# NSCI 580A5 fall 2017

### Sidebar

NSCI 580A5

Instructors
Tai Montgomery
Asa Ben-Hur

assignments:assignment5

## Assignment 5

Due date: 10/25 at 10am.

#### Part 1: Processing CSV files

One of the most common formats for storing data is called CSV, in which a matrix is represented as lines of comma separated values (hence the name CSV). In this part of the assignment you will write code for reading and processing data stored in CSV format. The first step is to read the data stored in the file. For that purpose, write a function called csv_read(file_name) that reads the data stored in the given file and returns a matrix (implemented as a list-of-lists).
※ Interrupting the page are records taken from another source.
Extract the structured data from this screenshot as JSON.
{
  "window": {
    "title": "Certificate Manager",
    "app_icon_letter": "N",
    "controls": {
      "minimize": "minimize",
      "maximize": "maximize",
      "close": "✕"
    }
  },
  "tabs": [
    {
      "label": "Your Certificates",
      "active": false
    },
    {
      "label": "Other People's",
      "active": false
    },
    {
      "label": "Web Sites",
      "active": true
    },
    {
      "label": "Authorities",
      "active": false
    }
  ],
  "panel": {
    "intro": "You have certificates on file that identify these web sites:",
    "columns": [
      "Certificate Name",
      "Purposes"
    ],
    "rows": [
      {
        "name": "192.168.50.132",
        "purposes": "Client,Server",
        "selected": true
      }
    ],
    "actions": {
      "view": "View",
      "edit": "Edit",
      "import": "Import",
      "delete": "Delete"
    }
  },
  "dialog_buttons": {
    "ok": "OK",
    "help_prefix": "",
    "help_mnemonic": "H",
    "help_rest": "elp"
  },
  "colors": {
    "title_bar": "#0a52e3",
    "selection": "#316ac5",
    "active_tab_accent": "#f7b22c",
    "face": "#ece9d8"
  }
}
Suppose the data is stored in a file that has the following data:

2,3,4
5,6,7

>>> matrix = csv_read("test.csv")
>>> matrix
[[2, 3, 4], [5, 6, 7]]
>>> matrix[0]
[2, 3, 4]
>>> matrix[1][2]
7

Our next step is to write a function that uses the resulting matrix to compute the column-wise averages of the matrix given to it as input. Call that function column_average(matrix). It should return a list providing the averages of the columns of the matrix, such that element $i$ in the list is the average of column $i$ in the matrix. Continuing our previous example:

>>> averages = column_average(matrix)
>>> averages
[3.5, 4.5, 5.5]
# the resulting list should have as many entries as
# there are columns in the matrix:
>>> len(averages) == len(matrix[0])
True

We will use this function in order to generate a new mean-subtracted matrix using a function called mean_subtract(matrix). This function should return a new matrix that has the same size as the original and satisfies the following equation:

$$M_{ij} = O_{ij} - m_i$$ where $O$ is the original matrix, $m$ is the list of means, and $M$ is the result of mean-subtraction.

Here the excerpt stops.